Users of the Dutch app CoronaMelder who become infected with the coronavirus will now temporarily not be able to send alerts in the coming days. This was decided by Dutch Minister Hugo de Jonge (Public Health) on Wednesday after a privacy issue with Android phones came to light. The same vulnerability likely also impacts other countries’ contact tracing apps, but no other action is known as of time of writing. Millions worldwide have downloaded contact tracing apps using Apple’s and Google’s framework, thought to be anonymous: The Dutch app was downloaded 4,8 million times, and the U.K.’s National Health Services’ app has at least 16 million users.

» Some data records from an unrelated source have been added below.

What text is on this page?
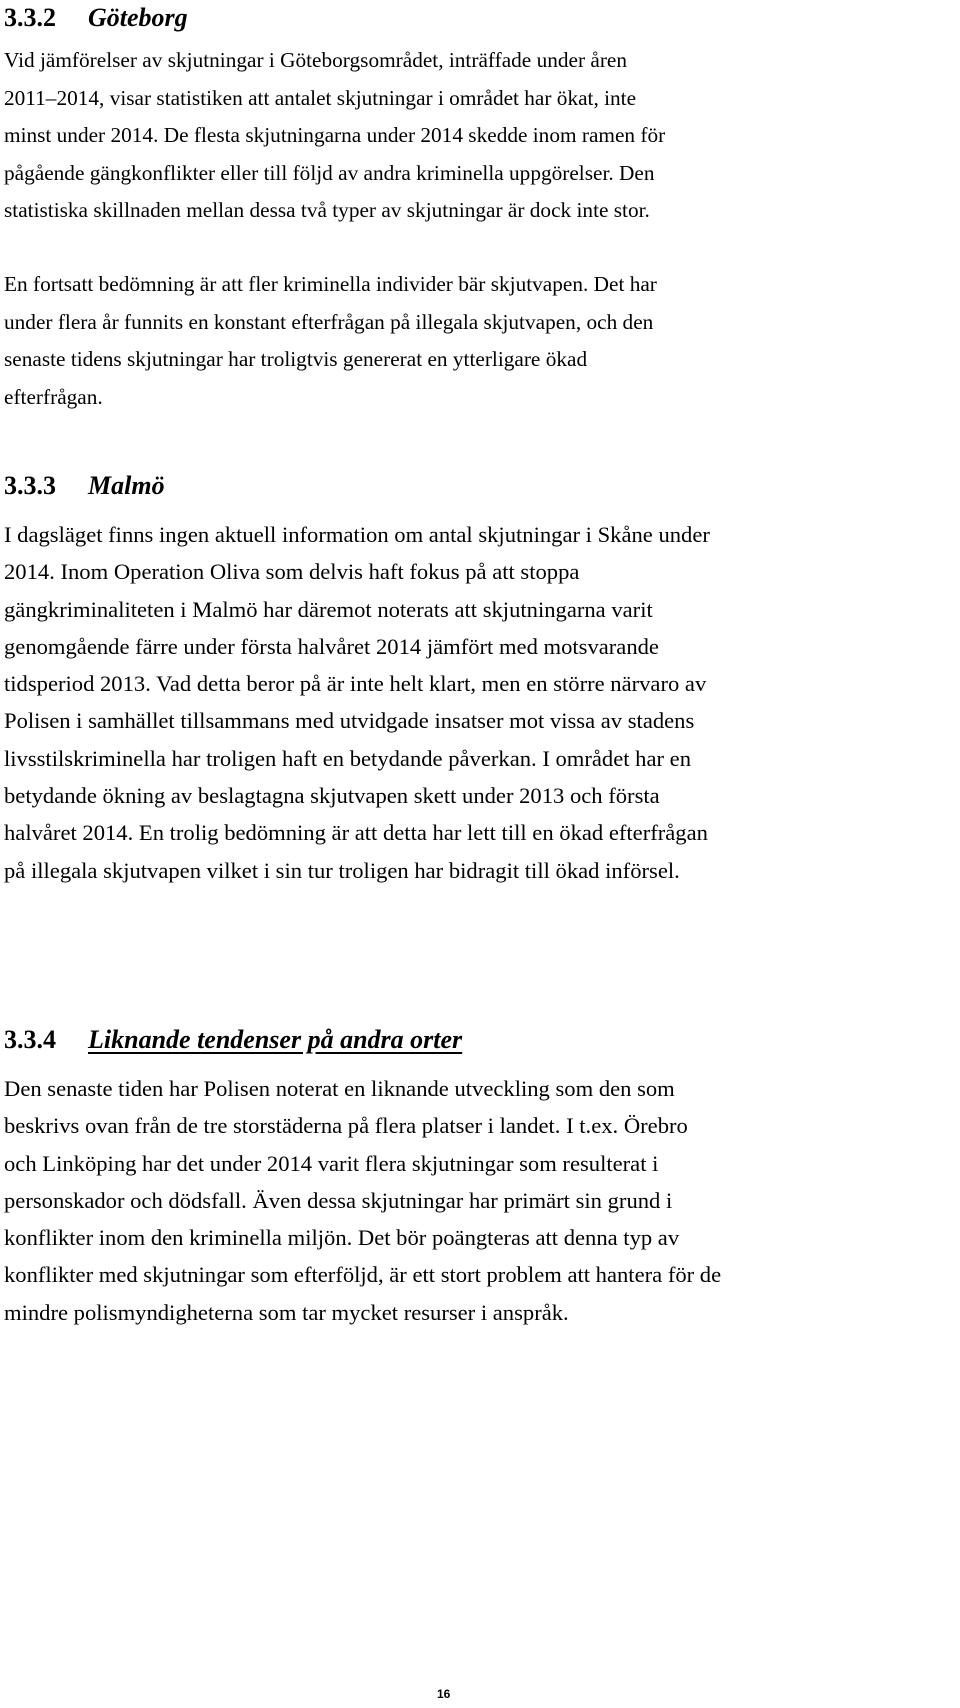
3.3.2 Göteborg
Vid jämförelser av skjutningar i Göteborgsområdet, inträffade under åren
2011–2014, visar statistiken att antalet skjutningar i området har ökat, inte
minst under 2014. De flesta skjutningarna under 2014 skedde inom ramen för
pågående gängkonflikter eller till följd av andra kriminella uppgörelser. Den
statistiska skillnaden mellan dessa två typer av skjutningar är dock inte stor.
En fortsatt bedömning är att fler kriminella individer bär skjutvapen. Det har
under flera år funnits en konstant efterfrågan på illegala skjutvapen, och den
senaste tidens skjutningar har troligtvis genererat en ytterligare ökad
efterfrågan.
3.3.3 Malmö
I dagsläget finns ingen aktuell information om antal skjutningar i Skåne under
2014. Inom Operation Oliva som delvis haft fokus på att stoppa
gängkriminaliteten i Malmö har däremot noterats att skjutningarna varit
genomgående färre under första halvåret 2014 jämfört med motsvarande
tidsperiod 2013. Vad detta beror på är inte helt klart, men en större närvaro av
Polisen i samhället tillsammans med utvidgade insatser mot vissa av stadens
livsstilskriminella har troligen haft en betydande påverkan. I området har en
betydande ökning av beslagtagna skjutvapen skett under 2013 och första
halvåret 2014. En trolig bedömning är att detta har lett till en ökad efterfrågan
på illegala skjutvapen vilket i sin tur troligen har bidragit till ökad införsel.
3.3.4 Liknande tendenser på andra orter
Den senaste tiden har Polisen noterat en liknande utveckling som den som
beskrivs ovan från de tre storstäderna på flera platser i landet. I t.ex. Örebro
och Linköping har det under 2014 varit flera skjutningar som resulterat i
personskador och dödsfall. Även dessa skjutningar har primärt sin grund i
konflikter inom den kriminella miljön. Det bör poängteras att denna typ av
konflikter med skjutningar som efterföljd, är ett stort problem att hantera för de
mindre polismyndigheterna som tar mycket resurser i anspråk.
16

Contact tracing technology
Phones on which the contact tracing app is active exchange codes via bluetooth to register each other's proximity. If someone turns out to be infected with the coronavirus, they can send an alert to other smartphones that have been in the vicinity recently.
© Google & Apple
When Google and Apple introduced their COVID-19 contact tracing framework in April 2020, the companies assured the public that the data generated through the apps would be anonymized and would never be shared with anyone other than public health agencies. Now, it has come to light that it might have.
Pre-installed Android apps can read logs with contact tracing codes
The codes exchanged were promised to be stored securely on the smartphone, but, in fact, they also appear to end up in the Android device’s system log. Studies have found that more than 400 preinstalled apps have permission to read these system logs for crash reports and analytic purposes. The system logs included data on whether a person was in contact with someone who tested positive for COVID-19 and could contain other personal data such as device names, MAC addresses, and advertising IDs. In theory, that information could be swept up by preinstalled apps and sent back to their makers.
To be clear, it wasn’t found that any of these apps have actually gathered COVID-19 data, but there’s nothing preventing them from doing so. "It's not like companies can find out who you are, when you were infected and who you were in contact with just with [just] that code," according to the Dutch Ministry of Health. But someone could combine the codes with other data to identify the individual and "really create a serious data breach". The fact that the door is open at all for pre-installed apps to be able to do this weighs heavily enough for the ministry to temporarily halt the Dutch app’s usage.
What happened previously
Last year, the Dutch Personal Data Authority (AP) was positive about the development of the app in itself. It did warn the Dutch Government in August 2020 that they had no idea what exactly happens to users' sensitive data, requiring clear agreements with Google and Apple. "Unfortunately, our concerns now seem to have been justified," AP chairman Aleid Wolfsen told news agency ANP.
Apparently, the fix involved a “one-line thing where you remove a line that logs sensitive information to the system log, [and] doesn’t impact the program”. Although Google itself had known about the issue for weeks, it was only two days ago that the European Commission alerted the Dutch Ministry of Health to the vulnerability in the framework. "We hadn't heard any reports about it before".